En cette journée de mobilisation sociale, les CRS qui n’ont pas le droit de grève, ont déposé des arrêts maladie. Un moyen pour eux de protester contre la fiscalisation de leur indemnité d’éloignement. Selon les syndicats, le mouvement a été bien suivi dans la zone Ouest.

 

Un par un, les CRS se sont rendus chez un médecin pour demander un arrêt de travail pour cette journée de jeudi. Une manière pour ceux, qui n’ont pas le droit de grève, de protester contre la réforme du gouvernement de soumettre leur prime d’éloignement à prélèvements sociaux.
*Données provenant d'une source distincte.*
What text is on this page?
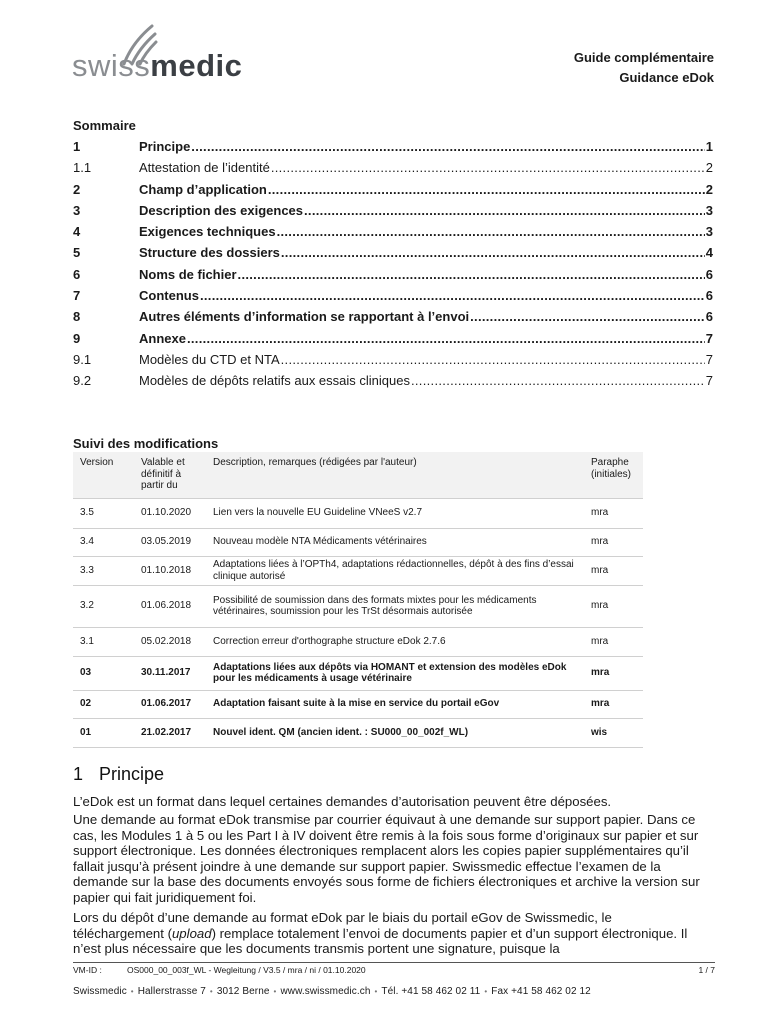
swissmedic	Guide complémentaire
Guidance eDok
Sommaire
1	Principe .....	1
1.1	Attestation de l’identité .....	2
2	Champ d’application .....	2
3	Description des exigences .....	3
4	Exigences techniques .....	3
5	Structure des dossiers .....	4
6	Noms de fichier .....	6
7	Contenus .....	6
8	Autres éléments d’information se rapportant à l’envoi .....	6
9	Annexe .....	7
9.1	Modèles du CTD et NTA .....	7
9.2	Modèles de dépôts relatifs aux essais cliniques .....	7
Suivi des modifications
Version	Valable et définitif à partir du	Description, remarques (rédigées par l'auteur)	Paraphe (initiales)
3.5	01.10.2020	Lien vers la nouvelle EU Guideline VNeeS v2.7	mra
3.4	03.05.2019	Nouveau modèle NTA Médicaments vétérinaires	mra
3.3	01.10.2018	Adaptations liées à l’OPTh4, adaptations rédactionnelles, dépôt à des fins d’essai clinique autorisé	mra
3.2	01.06.2018	Possibilité de soumission dans des formats mixtes pour les médicaments vétérinaires, soumission pour les TrSt désormais autorisée	mra
3.1	05.02.2018	Correction erreur d'orthographe structure eDok 2.7.6	mra
03	30.11.2017	Adaptations liées aux dépôts via HOMANT et extension des modèles eDok pour les médicaments à usage vétérinaire	mra
02	01.06.2017	Adaptation faisant suite à la mise en service du portail eGov	mra
01	21.02.2017	Nouvel ident. QM (ancien ident. : SU000_00_002f_WL)	wis
1 Principe
L’eDok est un format dans lequel certaines demandes d’autorisation peuvent être déposées.
Une demande au format eDok transmise par courrier équivaut à une demande sur support papier. Dans ce cas, les Modules 1 à 5 ou les Part I à IV doivent être remis à la fois sous forme d’originaux sur papier et sur support électronique. Les données électroniques remplacent alors les copies papier supplémentaires qu’il fallait jusqu’à présent joindre à une demande sur support papier. Swissmedic effectue l’examen de la demande sur la base des documents envoyés sous forme de fichiers électroniques et archive la version sur papier qui fait juridiquement foi.
Lors du dépôt d’une demande au format eDok par le biais du portail eGov de Swissmedic, le téléchargement (upload) remplace totalement l’envoi de documents papier et d’un support électronique. Il n’est plus nécessaire que les documents transmis portent une signature, puisque la
VM-ID :	OS000_00_003f_WL - Wegleitung / V3.5 / mra / ni / 01.10.2020	1 / 7
Swissmedic • Hallerstrasse 7 • 3012 Berne • www.swissmedic.ch • Tél. +41 58 462 02 11 • Fax +41 58 462 02 12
Selon Jean-Noel Thomas, représentant de l’UNITÉ SGP POLICE dans la zone Ouest, les CRS ont obtenu leurs arrêts sans trop de difficultés : «les CRS sont allés aux urgences, chez SOS médecins ou dans un cabinet médical où ils ont expliqué la situation, les médecins sont compréhensifs.»

 

Indemnités d’éloignement

 

Le mouvement n’est pas inédit, mais la mobilisation est forte. Le désaccord avec leur ministère porte sur les indemnités d’éloignement des CRS. Soit 39 euros par jour, une prime non imposable que le gouvernement voudrait désormais soumettre à prélèvements. Or cette prime est un revenu de complément important pour les CRS qui effectuent une grande partie de leur mission en déplacement.

 

«Les CRS travaillent 170 à 200 jours en déplacement, et depuis les attentats, on nous demande toujours plus», explique le syndicaliste qui ajoute «39 euros par jour pour des journées de travail qui font parfois 20 heures, ce n’est pas cher payé.»

 

Dans la zone Ouest, il y a neuf compagnies de CRS, à Rennes, Saint-Brieuc et Nantes notamment, soit 675 personnels. Selon le syndicat UNITÉ SGP POLICE, 342 arrêts maladie ont été déposés au moins dans la journée de ce jeudi. Une rencontre avec le ministère est prévue ce vendredi matin.